Defragmenting the Cloud — Network virtualization is an extensively used approach to allow multiple tenants with different network architectures and services to coexist on a shared data center infrastructure. Core to its realization is the mapping (or embedding) of virtual networks onto the underlying substrate infrastructure. Existing approaches are not suitable for cloud environments as they lack its most fundamental requirement: elasticity. To address this issue, we introduce two new network primitives – expand and contract – which allow virtual networks to scale up and down. Mapping and scaling virtual networks over time, however, introduces fragmentation in the substrate network. This is akin to fragmentation in a file system where files are not laid out in contiguous physical blocks of the storage device. We define metrics for fragmentation and show that this problem not only negatively impacts the revenue of the data center provider as the virtual network acceptance rate decreases, but also profoundly impacts network performance and reliability for tenants and their applications.

Policy Routing using Process-Level Identifiers — Enforcing and routing based on network-wide policies remains a crucial challenge in the operation of large-scale enterprise and datacenter networks. As current dataplane devices solely rely on layer 2 – layer 4 identifiers to make forwarding decisions, there is no notion of the exact origin of a packet in terms of the sending user or process. In this project we ask the question: Can we go beyond the MAC? That is, can fine-grained process-level information like user ids, process ids or a cryptographic hash of the sending executable be semantically used to make forwarding decisions within the network? We designed a system architecture and implemented an early prototype leveraging the P4 technology for protocol-independent packet processing and forwarding in conjunction with on-board tools of the Linux operating system. Using this system we are able to make forwarding decisions within the network based on fine-grained process-level identifiers that are traditionally only available within a host’s operating system.
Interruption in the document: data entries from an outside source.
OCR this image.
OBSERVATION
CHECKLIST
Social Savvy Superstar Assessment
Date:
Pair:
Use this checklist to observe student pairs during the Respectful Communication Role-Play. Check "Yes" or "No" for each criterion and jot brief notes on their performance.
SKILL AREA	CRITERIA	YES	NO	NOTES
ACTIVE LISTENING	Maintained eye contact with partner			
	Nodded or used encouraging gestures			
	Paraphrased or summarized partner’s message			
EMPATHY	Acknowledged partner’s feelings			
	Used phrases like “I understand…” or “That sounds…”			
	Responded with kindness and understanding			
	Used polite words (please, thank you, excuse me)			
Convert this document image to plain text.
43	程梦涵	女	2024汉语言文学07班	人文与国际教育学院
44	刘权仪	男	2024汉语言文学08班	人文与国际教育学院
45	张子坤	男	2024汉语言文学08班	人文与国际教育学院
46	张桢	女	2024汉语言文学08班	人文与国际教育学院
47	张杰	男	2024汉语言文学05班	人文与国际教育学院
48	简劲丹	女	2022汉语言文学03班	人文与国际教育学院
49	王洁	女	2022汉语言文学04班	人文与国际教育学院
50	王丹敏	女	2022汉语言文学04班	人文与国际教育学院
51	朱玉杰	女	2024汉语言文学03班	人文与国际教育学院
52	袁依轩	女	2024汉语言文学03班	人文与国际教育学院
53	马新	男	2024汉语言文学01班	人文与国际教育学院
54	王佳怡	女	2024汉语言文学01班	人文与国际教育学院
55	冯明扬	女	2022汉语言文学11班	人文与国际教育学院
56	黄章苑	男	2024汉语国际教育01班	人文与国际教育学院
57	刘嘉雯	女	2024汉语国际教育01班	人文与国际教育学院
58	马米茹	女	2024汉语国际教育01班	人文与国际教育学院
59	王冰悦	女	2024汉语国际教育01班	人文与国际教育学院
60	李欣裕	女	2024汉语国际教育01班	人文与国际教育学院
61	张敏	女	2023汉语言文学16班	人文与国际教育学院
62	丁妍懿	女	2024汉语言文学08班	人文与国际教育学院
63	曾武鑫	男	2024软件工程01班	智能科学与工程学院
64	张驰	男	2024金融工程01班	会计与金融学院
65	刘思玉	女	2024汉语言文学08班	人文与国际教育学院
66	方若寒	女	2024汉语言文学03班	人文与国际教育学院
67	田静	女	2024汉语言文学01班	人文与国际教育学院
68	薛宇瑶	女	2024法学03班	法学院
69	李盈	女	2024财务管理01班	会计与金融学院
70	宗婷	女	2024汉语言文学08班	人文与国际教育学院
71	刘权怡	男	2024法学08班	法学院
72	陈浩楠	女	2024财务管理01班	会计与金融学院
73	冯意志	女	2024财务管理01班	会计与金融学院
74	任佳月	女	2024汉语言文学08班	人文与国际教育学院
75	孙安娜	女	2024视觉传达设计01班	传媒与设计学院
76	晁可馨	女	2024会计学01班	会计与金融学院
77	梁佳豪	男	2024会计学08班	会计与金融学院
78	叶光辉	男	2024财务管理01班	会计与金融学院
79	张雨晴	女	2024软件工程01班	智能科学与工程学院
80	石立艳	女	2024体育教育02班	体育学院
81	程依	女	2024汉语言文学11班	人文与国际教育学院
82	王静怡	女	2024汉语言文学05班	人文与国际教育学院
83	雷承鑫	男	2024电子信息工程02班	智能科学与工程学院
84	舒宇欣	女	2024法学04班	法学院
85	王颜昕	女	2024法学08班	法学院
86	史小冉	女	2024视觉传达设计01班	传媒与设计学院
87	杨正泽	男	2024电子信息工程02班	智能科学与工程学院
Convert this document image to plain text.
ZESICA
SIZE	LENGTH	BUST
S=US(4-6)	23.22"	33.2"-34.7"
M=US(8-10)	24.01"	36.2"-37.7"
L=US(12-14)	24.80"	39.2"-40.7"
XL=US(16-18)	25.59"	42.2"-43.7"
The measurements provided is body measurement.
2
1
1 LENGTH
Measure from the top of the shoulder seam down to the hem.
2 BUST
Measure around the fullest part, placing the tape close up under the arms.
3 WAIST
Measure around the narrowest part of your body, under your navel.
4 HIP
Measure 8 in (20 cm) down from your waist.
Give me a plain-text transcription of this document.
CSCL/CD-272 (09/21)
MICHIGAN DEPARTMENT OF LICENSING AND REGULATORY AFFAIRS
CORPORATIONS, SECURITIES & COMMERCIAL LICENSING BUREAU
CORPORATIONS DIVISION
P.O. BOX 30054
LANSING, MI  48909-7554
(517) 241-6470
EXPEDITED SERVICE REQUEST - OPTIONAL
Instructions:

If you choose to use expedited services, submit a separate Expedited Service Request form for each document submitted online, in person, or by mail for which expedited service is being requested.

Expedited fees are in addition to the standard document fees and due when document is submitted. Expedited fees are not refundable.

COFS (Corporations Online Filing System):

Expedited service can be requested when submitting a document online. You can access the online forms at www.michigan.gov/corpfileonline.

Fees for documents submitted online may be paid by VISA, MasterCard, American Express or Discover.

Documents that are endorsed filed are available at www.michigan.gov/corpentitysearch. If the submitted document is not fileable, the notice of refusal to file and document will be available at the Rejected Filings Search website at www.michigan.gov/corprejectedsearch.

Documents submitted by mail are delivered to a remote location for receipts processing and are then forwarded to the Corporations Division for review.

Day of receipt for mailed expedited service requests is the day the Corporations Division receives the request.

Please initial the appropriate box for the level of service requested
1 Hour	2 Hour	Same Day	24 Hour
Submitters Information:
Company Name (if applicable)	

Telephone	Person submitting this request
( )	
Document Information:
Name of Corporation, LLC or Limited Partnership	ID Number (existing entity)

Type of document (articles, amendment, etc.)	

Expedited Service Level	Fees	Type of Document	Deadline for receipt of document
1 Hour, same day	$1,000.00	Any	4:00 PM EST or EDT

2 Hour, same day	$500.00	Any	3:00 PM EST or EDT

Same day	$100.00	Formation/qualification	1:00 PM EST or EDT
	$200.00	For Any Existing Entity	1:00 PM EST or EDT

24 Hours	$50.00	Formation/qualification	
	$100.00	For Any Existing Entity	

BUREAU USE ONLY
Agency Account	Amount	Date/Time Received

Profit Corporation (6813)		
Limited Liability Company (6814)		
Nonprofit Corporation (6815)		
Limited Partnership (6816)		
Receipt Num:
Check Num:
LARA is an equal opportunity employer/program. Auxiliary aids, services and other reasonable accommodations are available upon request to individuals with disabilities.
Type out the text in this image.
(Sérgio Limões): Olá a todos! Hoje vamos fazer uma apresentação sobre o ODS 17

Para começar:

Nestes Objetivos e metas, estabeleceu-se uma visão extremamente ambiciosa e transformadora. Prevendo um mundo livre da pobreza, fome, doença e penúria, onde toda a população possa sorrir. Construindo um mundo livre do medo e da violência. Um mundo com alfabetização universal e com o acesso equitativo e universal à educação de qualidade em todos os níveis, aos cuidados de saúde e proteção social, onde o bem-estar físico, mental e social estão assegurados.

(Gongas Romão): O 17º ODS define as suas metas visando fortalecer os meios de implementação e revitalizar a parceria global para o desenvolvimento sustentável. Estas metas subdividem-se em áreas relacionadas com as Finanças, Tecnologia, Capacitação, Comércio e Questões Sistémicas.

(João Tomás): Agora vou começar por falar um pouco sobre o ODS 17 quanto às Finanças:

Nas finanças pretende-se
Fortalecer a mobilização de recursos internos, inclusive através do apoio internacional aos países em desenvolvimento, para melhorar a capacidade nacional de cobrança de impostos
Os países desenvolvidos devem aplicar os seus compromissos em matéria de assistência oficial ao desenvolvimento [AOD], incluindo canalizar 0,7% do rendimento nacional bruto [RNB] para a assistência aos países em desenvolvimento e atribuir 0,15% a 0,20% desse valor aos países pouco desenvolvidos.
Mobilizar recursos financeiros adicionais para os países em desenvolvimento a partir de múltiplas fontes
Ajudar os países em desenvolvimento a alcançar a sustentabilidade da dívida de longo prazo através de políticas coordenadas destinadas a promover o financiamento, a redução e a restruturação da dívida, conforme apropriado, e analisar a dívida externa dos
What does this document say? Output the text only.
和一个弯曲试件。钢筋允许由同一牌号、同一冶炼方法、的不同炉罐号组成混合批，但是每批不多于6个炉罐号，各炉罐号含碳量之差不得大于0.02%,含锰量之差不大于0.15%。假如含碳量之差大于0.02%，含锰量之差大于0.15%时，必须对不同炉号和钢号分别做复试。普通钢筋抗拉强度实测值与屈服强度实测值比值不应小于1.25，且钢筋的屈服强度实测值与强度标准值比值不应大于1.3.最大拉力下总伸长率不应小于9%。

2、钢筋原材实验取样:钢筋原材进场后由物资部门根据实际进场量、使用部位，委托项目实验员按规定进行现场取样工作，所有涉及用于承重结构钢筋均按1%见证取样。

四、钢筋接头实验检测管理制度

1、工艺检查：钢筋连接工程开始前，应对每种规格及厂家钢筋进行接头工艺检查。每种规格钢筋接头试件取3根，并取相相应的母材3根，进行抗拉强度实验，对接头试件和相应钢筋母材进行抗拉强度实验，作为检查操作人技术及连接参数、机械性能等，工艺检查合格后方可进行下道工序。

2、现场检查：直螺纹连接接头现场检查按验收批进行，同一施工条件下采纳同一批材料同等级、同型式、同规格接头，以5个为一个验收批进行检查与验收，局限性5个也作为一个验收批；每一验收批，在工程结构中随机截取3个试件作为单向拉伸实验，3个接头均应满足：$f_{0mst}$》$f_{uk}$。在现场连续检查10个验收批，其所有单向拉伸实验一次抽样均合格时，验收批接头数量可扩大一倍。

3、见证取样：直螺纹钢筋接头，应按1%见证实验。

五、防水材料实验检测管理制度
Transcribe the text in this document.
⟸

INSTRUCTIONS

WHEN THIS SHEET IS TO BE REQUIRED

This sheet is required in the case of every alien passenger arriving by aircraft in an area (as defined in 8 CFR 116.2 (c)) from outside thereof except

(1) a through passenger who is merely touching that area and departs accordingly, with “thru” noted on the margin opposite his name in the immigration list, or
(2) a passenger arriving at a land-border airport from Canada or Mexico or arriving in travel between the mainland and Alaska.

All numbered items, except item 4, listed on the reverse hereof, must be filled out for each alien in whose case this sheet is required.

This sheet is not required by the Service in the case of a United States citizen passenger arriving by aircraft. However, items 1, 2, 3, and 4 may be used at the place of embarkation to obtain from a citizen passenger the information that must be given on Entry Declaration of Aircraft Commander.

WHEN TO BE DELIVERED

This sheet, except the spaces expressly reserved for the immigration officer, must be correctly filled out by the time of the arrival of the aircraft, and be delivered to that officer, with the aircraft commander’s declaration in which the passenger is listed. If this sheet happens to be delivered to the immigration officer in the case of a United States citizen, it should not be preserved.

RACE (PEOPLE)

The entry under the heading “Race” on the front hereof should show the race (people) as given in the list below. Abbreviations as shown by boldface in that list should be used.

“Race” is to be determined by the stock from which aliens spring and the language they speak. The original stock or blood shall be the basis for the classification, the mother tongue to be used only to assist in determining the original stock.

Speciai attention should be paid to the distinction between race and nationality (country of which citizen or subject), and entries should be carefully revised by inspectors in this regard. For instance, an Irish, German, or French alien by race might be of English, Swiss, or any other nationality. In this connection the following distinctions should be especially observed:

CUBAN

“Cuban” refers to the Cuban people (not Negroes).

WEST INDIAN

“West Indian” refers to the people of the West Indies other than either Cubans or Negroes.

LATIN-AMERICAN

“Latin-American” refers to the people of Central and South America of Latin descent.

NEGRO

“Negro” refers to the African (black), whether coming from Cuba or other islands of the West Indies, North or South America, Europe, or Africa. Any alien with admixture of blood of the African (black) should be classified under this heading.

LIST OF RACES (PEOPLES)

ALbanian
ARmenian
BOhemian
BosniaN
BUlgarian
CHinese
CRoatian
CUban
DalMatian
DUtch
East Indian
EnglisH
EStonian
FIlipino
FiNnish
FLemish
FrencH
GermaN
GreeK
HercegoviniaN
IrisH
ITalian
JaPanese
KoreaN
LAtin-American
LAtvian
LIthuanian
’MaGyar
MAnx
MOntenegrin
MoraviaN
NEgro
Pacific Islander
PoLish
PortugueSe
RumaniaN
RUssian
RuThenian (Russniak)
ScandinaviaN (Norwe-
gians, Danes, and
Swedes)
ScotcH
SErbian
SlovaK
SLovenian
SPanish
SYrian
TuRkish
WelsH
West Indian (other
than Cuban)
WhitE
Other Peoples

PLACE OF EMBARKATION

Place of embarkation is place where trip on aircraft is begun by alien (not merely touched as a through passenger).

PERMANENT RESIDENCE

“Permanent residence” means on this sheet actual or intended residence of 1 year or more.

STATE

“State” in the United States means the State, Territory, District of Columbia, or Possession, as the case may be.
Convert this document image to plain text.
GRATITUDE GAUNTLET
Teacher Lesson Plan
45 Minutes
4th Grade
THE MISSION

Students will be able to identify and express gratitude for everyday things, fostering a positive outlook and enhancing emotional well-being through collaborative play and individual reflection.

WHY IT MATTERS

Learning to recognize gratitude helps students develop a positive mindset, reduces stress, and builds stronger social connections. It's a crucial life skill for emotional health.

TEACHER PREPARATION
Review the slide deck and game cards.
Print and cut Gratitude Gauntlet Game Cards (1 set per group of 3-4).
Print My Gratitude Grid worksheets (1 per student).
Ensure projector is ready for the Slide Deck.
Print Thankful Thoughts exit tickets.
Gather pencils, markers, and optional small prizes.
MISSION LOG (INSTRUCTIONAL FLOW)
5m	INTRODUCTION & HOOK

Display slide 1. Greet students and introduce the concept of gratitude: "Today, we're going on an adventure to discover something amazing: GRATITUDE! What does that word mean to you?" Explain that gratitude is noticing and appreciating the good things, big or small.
Network Abstractions in the Application Layer — Many of todays applications (in particular data processing applications) use intra-application networks to connect computing elements. By making intra-application networks part of the network itself, we simplify applications by providing an abstraction of the network, freeing applications from the responsibility of maintaining their own internal topology management and forwarding systems. Also, moving the network edge into the applications allows the network management to leverage advances such as software-defined networking, providing a unified management across an entire path. For these networks we are inspecting a new interface to the network based on intra-application channels told to the network rather than addresses.

SDN Controller Architecture — While there is a broad variety of SDN controllers (both proprietary and open source) available, we investigate the commonalities between SDN controllers (often referred to as the network operating system) and traditional operating systems. We believe network application should be developed against an API that is similar to that of existing operating systems. That is that SDN applications should run independently from each other and not in a monolithic design (like today’s controllers suggest it). Also applications should be able take advantage of features that operating systems already provide (such as access control and process management). In this area I am particularly interested in how such independent applications are composed and are granted access to the network configuration.

Low Latency Networking — Latency is an extremely important quality metric of computer networks. While network hardware can be designed and provisioned to provide low latency on average, heavy tails are pervasive in latency distributions of almost all classes of networks due to a variety of reasons. We investigate several techniques how to reduce this latency tail and provide networking at the speed of light with a more uniform latency distribution compared to what today’s networks are able to achieve. Strategies such as redundant multi- or single-path routing, as well as adaptive source routing across wide-area networks showed extremely satisfactory early results.